Shakespeare as Jukebox Musical is the first book-length study of a growing performance phenomenon: musical adaptations of Shakespeare’s plays in which characters sing existing popular songs as one of their modes of communication. John Severn shows how these highly allusive works give rise to the pleasures of collaborative reception, and also lend themselves to political work, particularly in terms of identity politics and a valorisation of diversity. Drawing on musical theatre history, adaptation theory, Shakespeare studies and musicology, the book develops a critical approach that allows jukebox-musical versions of Shakespeare to be understood and valued both for their political potential and for the experiences they offer to audiences as artistic responses to Shakespeare.
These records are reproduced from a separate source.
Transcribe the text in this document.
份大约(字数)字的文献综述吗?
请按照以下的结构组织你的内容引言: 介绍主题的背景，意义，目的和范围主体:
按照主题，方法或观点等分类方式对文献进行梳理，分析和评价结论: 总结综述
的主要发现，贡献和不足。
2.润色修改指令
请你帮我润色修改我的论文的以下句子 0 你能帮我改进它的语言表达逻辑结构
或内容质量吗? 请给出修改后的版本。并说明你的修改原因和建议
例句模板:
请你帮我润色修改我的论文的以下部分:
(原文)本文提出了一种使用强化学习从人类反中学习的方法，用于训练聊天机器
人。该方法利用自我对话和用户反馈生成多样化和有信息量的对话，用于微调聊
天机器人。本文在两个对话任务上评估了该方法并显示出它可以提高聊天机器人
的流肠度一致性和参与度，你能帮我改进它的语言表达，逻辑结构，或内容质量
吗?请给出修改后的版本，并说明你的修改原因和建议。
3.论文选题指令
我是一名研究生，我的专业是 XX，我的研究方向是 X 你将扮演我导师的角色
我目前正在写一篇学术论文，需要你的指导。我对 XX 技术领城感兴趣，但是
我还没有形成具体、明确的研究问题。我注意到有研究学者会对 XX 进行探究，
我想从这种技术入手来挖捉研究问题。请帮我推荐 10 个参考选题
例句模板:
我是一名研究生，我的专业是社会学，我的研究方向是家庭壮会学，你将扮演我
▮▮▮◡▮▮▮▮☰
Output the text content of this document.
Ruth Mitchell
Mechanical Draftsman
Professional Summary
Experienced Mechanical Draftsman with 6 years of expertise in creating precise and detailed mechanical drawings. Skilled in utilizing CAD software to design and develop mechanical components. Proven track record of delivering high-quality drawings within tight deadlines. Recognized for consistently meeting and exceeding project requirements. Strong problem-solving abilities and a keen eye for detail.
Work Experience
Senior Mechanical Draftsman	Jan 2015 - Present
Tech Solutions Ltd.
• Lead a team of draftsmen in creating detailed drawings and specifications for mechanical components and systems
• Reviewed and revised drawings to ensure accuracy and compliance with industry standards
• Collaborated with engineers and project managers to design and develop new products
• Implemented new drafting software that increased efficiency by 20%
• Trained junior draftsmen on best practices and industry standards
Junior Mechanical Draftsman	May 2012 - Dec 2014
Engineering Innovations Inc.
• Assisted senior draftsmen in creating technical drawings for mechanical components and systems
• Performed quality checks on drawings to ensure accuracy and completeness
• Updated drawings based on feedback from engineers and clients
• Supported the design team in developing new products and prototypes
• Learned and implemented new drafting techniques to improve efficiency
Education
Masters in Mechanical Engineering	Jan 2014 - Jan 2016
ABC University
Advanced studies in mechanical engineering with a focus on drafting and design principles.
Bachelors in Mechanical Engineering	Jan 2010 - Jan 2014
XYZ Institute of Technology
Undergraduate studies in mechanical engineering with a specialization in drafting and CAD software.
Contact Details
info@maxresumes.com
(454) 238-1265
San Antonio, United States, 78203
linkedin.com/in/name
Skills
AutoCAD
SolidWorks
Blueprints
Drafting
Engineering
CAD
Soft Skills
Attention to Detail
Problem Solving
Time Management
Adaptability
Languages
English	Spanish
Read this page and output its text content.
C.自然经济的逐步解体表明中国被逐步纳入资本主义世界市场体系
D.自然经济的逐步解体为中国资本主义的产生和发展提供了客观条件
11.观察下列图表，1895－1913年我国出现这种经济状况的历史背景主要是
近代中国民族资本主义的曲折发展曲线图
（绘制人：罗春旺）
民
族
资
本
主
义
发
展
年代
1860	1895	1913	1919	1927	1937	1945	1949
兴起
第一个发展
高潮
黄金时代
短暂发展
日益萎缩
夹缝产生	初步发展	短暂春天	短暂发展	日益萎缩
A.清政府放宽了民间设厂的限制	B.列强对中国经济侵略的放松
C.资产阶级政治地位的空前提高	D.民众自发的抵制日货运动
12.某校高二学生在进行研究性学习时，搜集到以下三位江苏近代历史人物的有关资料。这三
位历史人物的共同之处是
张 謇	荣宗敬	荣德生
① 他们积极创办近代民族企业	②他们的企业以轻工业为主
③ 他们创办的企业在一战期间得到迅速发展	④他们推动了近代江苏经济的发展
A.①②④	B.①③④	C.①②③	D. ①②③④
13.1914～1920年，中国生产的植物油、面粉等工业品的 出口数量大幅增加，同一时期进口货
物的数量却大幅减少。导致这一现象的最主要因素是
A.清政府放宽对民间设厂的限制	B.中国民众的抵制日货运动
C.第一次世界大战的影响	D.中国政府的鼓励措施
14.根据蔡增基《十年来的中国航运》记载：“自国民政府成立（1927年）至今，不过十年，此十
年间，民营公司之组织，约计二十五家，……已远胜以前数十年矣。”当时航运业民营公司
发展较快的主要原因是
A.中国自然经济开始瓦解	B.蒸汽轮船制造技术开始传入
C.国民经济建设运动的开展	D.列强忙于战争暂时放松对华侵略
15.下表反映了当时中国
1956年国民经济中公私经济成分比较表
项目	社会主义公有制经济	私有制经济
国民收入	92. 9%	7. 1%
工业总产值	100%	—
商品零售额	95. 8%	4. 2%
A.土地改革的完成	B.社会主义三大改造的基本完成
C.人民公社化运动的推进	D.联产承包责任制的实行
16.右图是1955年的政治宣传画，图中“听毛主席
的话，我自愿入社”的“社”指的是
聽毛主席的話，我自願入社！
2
Case studies from the USA, the UK and Australia demonstrate how these works open new windows on Shakespeare’s plays and their performance traditions, on the wider jukebox musical trend, and on adaptation as an art form.
Table of Contents
1. Introduction: Shakespeare as Jukebox Musical Section One: Historical Forebears 2. Shakespeare as Eighteenth-century Ballad Opera 3. Shakespeare as Nineteenth-century Musical Spectacular and Burlesque Section Two: Reception and Structure 4. Song placement and the Carnivalesque: Barrie Kosky’s King Lear and the Troubadour Theater Company 5. Layered Allusions, Genre and Medium: The Scottish Falsetto Sock Puppet Theatre’s Romeo & Juliet Section Three: Modes of Reception 6. The Shakespearean Jukebox Musical as Interrogative Text: Kenneth Branagh’s Love’s Labour’s Lost Section Four: Engaging with Twelfth Night’s Unstable Identities 7. Play On! and its Ghosts 8. All Shook Up and the Unannounced Adaptation 9. Conclusion
John R. Severn is a Macquarie University Research Fellow at Macquarie University, Sydney. His research focuses on theatre, opera, musical theatre, adaptation and community, with a particular interest in the ways that musical and operatic adaptations of Shakespeare and other playwrights for the spoken stage have been used to create and maintain various forms of local, national and international community, both in the past and today.